MA -v- Secretary of State for the Home Department (anonymity order)

Administrative CourtHigh CourtKing's Bench DivisionAnonymity Order

Case No: CO/3331/2022

In the High Court of Justice
King’s Bench Division
Administrative Court

19 October 2022

Before:

His Honour Judge Tindal (sitting as a High Court Judge)

Between:

The King on the application of
MA

-v-

Secretary of State for the Home Department


Notification of the Judge’s decision on the application for permission to apply for judicial review (CPR 54.11, 54.12)

Following consideration of the documents lodged by the Claimant, there being no Acknowledgement of Service by the Defendant

ORDER by His Honour Judge Tindal (sitting as a High Court Judge)

  1. The Claimant is granted anonymity under CPR 39.2(4) and shall be known as ‘MA’. There shall be no publication of the name of the Claimant nor of any information that may lead to his identification or that of his family.
  2. The application for permission to apply for judicial review is granted.
  3. The claim is to be listed for 1 day; the parties to provide a written time estimate within 7 days of service of this order if they disagree.
  4. The Defendant and any other person served with the Claim Form who wishes to contest the claim or support it on additional grounds shall, within 35 days of the date of service of this Order, file and serve (a) Detailed Grounds for contesting the claim or supporting it on additional grounds, and (b) any written evidence that is to be relied on.

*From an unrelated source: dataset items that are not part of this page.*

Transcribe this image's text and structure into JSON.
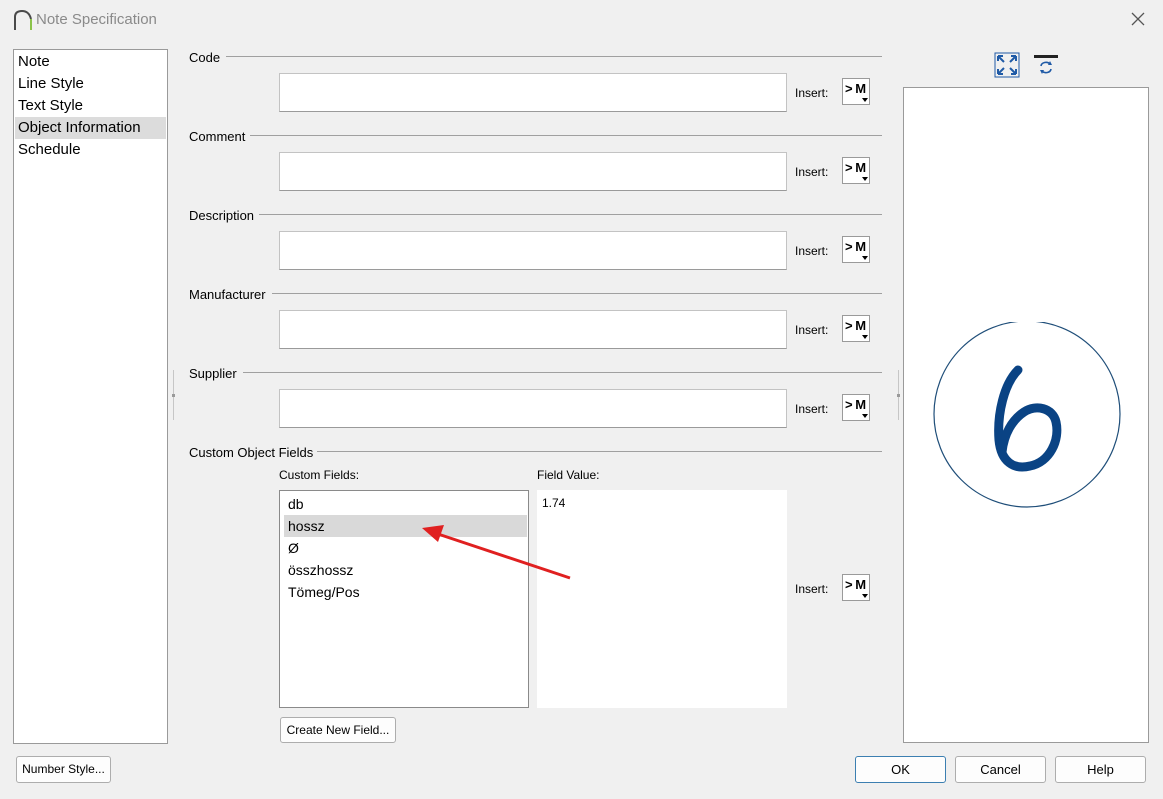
{
  "window": {
    "title": "Note Specification"
  },
  "nav": {
    "items": [
      "Note",
      "Line Style",
      "Text Style",
      "Object Information",
      "Schedule"
    ],
    "selected": "Object Information"
  },
  "sections": {
    "code": {
      "label": "Code",
      "value": ""
    },
    "comment": {
      "label": "Comment",
      "value": ""
    },
    "description": {
      "label": "Description",
      "value": ""
    },
    "manufacturer": {
      "label": "Manufacturer",
      "value": ""
    },
    "supplier": {
      "label": "Supplier",
      "value": ""
    }
  },
  "insert": {
    "label": "Insert:",
    "button_text": "> M"
  },
  "custom": {
    "section_label": "Custom Object Fields",
    "fields_label": "Custom Fields:",
    "value_label": "Field Value:",
    "fields": [
      "db",
      "hossz",
      "Ø",
      "összhossz",
      "Tömeg/Pos"
    ],
    "selected": "hossz",
    "field_value": "1.74",
    "create_button": "Create New Field..."
  },
  "buttons": {
    "number_style": "Number Style...",
    "ok": "OK",
    "cancel": "Cancel",
    "help": "Help"
  },
  "preview": {
    "label_text": "6"
  },
  "colors": {
    "accent": "#0050a0",
    "annotation_arrow": "#e02020",
    "preview_stroke": "#0a4384",
    "preview_circle": "#1f4e79"
  },
  "icons": [
    "app-icon",
    "close-icon",
    "fill-window-icon",
    "refresh-preview-icon",
    "dropdown-arrow-icon"
  ]
}
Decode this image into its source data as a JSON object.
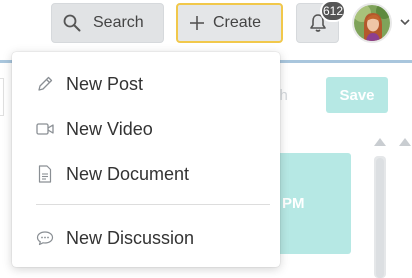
{
  "header": {
    "search_label": "Search",
    "create_label": "Create",
    "notification_count": "612"
  },
  "background": {
    "publish_fragment": "sh",
    "save_label": "Save",
    "card_fragment": "PM"
  },
  "create_menu": {
    "items": [
      {
        "label": "New Post",
        "icon": "pencil-icon"
      },
      {
        "label": "New Video",
        "icon": "video-camera-icon"
      },
      {
        "label": "New Document",
        "icon": "document-icon"
      },
      {
        "label": "New Discussion",
        "icon": "speech-bubble-icon"
      }
    ]
  },
  "colors": {
    "create_focus_border": "#f1c84b",
    "button_bg": "#e4e6e8",
    "accent_teal_light": "#b6e8e4",
    "badge_bg": "#555555"
  }
}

For the avoidance of doubt, a party who has filed and served Summary Grounds pursuant to CPR 54.8 may comply with (a) above by filing and serving a document which states that those Summary Grounds shall stand as the Detailed Grounds required by CPR 54.14.
  5. Any application by the Claimant to serve evidence in reply shall be filed and served within 21 days of the date on which the Defendant serves evidence pursuant to 1(b) above.
  6. The parties shall agree the contents of the hearing bundle and must file it with the Court not less than [4] weeks before the date of the hearing of the judicial review. An electronic version of the bundle shall be prepared and lodged in accordance with the Guidance on the Administrative Court website.
  7. The Claimant must file and serve a Skeleton Argument not less than [21] days before the date of the hearing of the judicial review.
  8. The Defendant and any Interested Party must file and serve a Skeleton Argument not less than [14] days before the date of the hearing of the judicial review.
  9. The parties shall agree the contents of a bundle containing the authorities to be referred to at the hearing. An electronic version of the bundle shall be prepared in accordance with the Guidance on the Administrative Court website. The parties shall if requested by the Court, prepare a hard-copy version of the authorities bundle. The electronic version of the bundle and if requested, the hard copy version of the bundle, shall be lodged with the Court not less than [3] days before the date of the hearing of the judicial review.
  10. Costs in the Case

Observations

  1. The Claimant is an Iraqi national asylum seeker with a wife and 6-year-old child. Accordingly, I order anonymity under CPR 39.2(4) on the basis the Claimant be known as ‘MA’, be no publication of the name of the Claimant nor of any information that may lead to his identification or that of his family.
  2. The Claimant arrived in the UK in December 2021, claimed asylum on arrival and was shortly thereafter accommodated in initial accommodation under s.98 Immigration and Asylum Act 1999 in a hotel. The family share a bedroom with no cooking facilities. Despite their request for dispersal to longer-term accommodation under s.95 IAA being granted on 16th May 2022, they remained at the hotel when the claim was issued on 28th September 2022, not There has been no Acknowledgement of Service nor application to extend time to file it from the Defendant despite the deadline being 6th October
  3. On the Claimant’s Grounds, the claim is arguable and I grant permission. The Defendant has accepted its dispersal duty under s.95 IAA. Despite the Claimant’s requests for that to expedited to safeguard the welfare of his child, the Defendant’s responded on 17th June was:
    “There are no mitigating circumstances or medical evidence as to why your client and his family cannot reside in Initial Accommodation. The children not having somewhere to play is not a factor that would grant a relocation.”
    This is arguably a failure to comply with the Defendant’s duty under s.55 Borders, Citizenship and Immigration Act 2009, to have regard to the need to safeguard and promote the welfare of children in allocation of s.95 IAA accommodation. As observed in cases such as R(O) v SSHD [2019] EWHC 2734 (Admin) ps.71ff, this does not mandate any particular outcome, but does require children’s interests to be a primary (not the only or ‘paramount’) consideration and a ‘conscious and conscientious assessment’. The Defendant’s position in this case is arguably a breach of that and I am not assisted by more detailed explanation or argument in any Summary Grounds. The other grounds are also similarly arguable in absence of response.